- Directed by: Leszek Burzynski
- Written by: Max Enscoe Annie DeYoung George Buck Flower Ed Hansen Glen Stephens
- Produced by: Robert Schwartz
- Starring: Peter Fonda Kris Kristofferson Joseph Mazzello Keith Carradine Robin Dearden
- Cinematography: William Wages
- Edited by: Andrew S. Eisen Stephen Rivkin
- Music by: Hummie Mann
- Release date: 2001;
- Running time: 99 minutes
- Country: United States
- Language: English
- Box office: $335,726

= Wooly Boys =

2001 film

Wooly Boys is a 2001 American adventure comedy drama film directed by Leszek Burzynski and starring Peter Fonda, Kris Kristofferson, and Joseph Mazzello. The screenplay concerns sheep ranchers in the Badlands of North Dakota. North Dakota's first full-length feature film, it was financed by the Bank of North Dakota, but did not do well at the box office.

==Plot==
A.J. "Stoney" Stoneman, a grizzled sheep rancher from Medora, North Dakota, is tricked by Sheriff Hank Dawson into taking a trip to see his daughter Kate Harper in Minneapolis, Minnesota. While there, Stoney ends up bonding with his 16-year old grandson, Charles, whom he hadn't seen in nine years. Charles is also part of the plot to get Stoney help for a serious health issue. Charles tells Stoney his mother is in the hospital, so they leave for the hospital. Upon arriving at the hospital, Stoney finds out that Kate was only "in" the hospital to trick Stoney into having an examination.
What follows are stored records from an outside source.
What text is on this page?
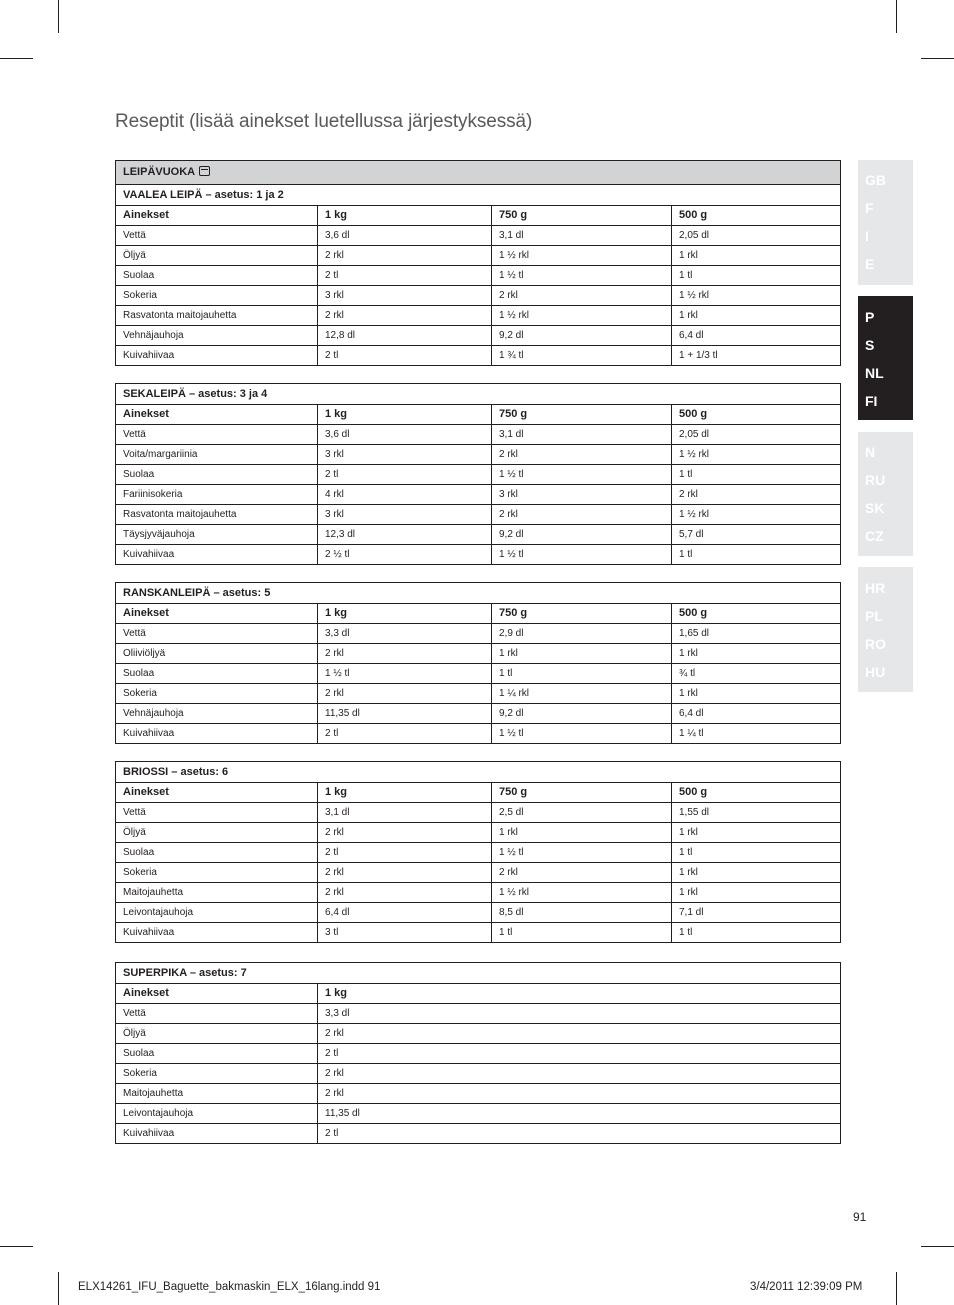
Reseptit (lisää ainekset luetellussa järjestyksessä)
LEIPÄVUOKA			
VAALEA LEIPÄ – asetus: 1 ja 2			
Ainekset	1 kg	750 g	500 g
Vettä	3,6 dl	3,1 dl	2,05 dl
Öljyä	2 rkl	1 ½ rkl	1 rkl
Suolaa	2 tl	1 ½ tl	1 tl
Sokeria	3 rkl	2 rkl	1 ½ rkl
Rasvatonta maitojauhetta	2 rkl	1 ½ rkl	1 rkl
Vehnäjauhoja	12,8 dl	9,2 dl	6,4 dl
Kuivahiivaa	2 tl	1 ¾ tl	1 + 1/3 tl
SEKALEIPÄ – asetus: 3 ja 4			
Ainekset	1 kg	750 g	500 g
Vettä	3,6 dl	3,1 dl	2,05 dl
Voita/margariinia	3 rkl	2 rkl	1 ½ rkl
Suolaa	2 tl	1 ½ tl	1 tl
Fariinisokeria	4 rkl	3 rkl	2 rkl
Rasvatonta maitojauhetta	3 rkl	2 rkl	1 ½ rkl
Täysjyväjauhoja	12,3 dl	9,2 dl	5,7 dl
Kuivahiivaa	2 ½ tl	1 ½ tl	1 tl
RANSKANLEIPÄ – asetus: 5			
Ainekset	1 kg	750 g	500 g
Vettä	3,3 dl	2,9 dl	1,65 dl
Oliiviöljyä	2 rkl	1 rkl	1 rkl
Suolaa	1 ½ tl	1 tl	¾ tl
Sokeria	2 rkl	1 ¼ rkl	1 rkl
Vehnäjauhoja	11,35 dl	9,2 dl	6,4 dl
Kuivahiivaa	2 tl	1 ½ tl	1 ¼ tl
BRIOSSI – asetus: 6			
Ainekset	1 kg	750 g	500 g
Vettä	3,1 dl	2,5 dl	1,55 dl
Öljyä	2 rkl	1 rkl	1 rkl
Suolaa	2 tl	1 ½ tl	1 tl
Sokeria	2 rkl	2 rkl	1 rkl
Maitojauhetta	2 rkl	1 ½ rkl	1 rkl
Leivontajauhoja	6,4 dl	8,5 dl	7,1 dl
Kuivahiivaa	3 tl	1 tl	1 tl
SUPERPIKA – asetus: 7	
Ainekset	1 kg
Vettä	3,3 dl
Öljyä	2 rkl
Suolaa	2 tl
Sokeria	2 rkl
Maitojauhetta	2 rkl
Leivontajauhoja	11,35 dl
Kuivahiivaa	2 tl
GB
F
I
E
P
S
NL
FI
N
RU
SK
CZ
HR
PL
RO
HU
91
ELX14261_IFU_Baguette_bakmaskin_ELX_16lang.indd 91	3/4/2011 12:39:09 PM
Stoney and Kate have a bout with words as Stoney is leaving and he collapses from an aneurysm, thereby causing him to be hospitalized. With the aid of his rancher pal, Shuck, Stoney escapes the hospital—with Charles in tow—for what becomes a life-changing adventure as Charles discovers his family roots and what it means to be a “wooly boy”.

==Cast==
- Peter Fonda as A.J. "Stoney" Stoneman
- Kris Kristofferson as Shuck
- Joseph Mazzello as Charles
- Keith Carradine as Sheriff Hank Dawson
- Robin Dearden as Kate Harper

==Production==
Filming was done in the North Dakota towns of Medora, Belfield, Fryburg, and Beach; also in Minneapolis and Woodbury, Minnesota.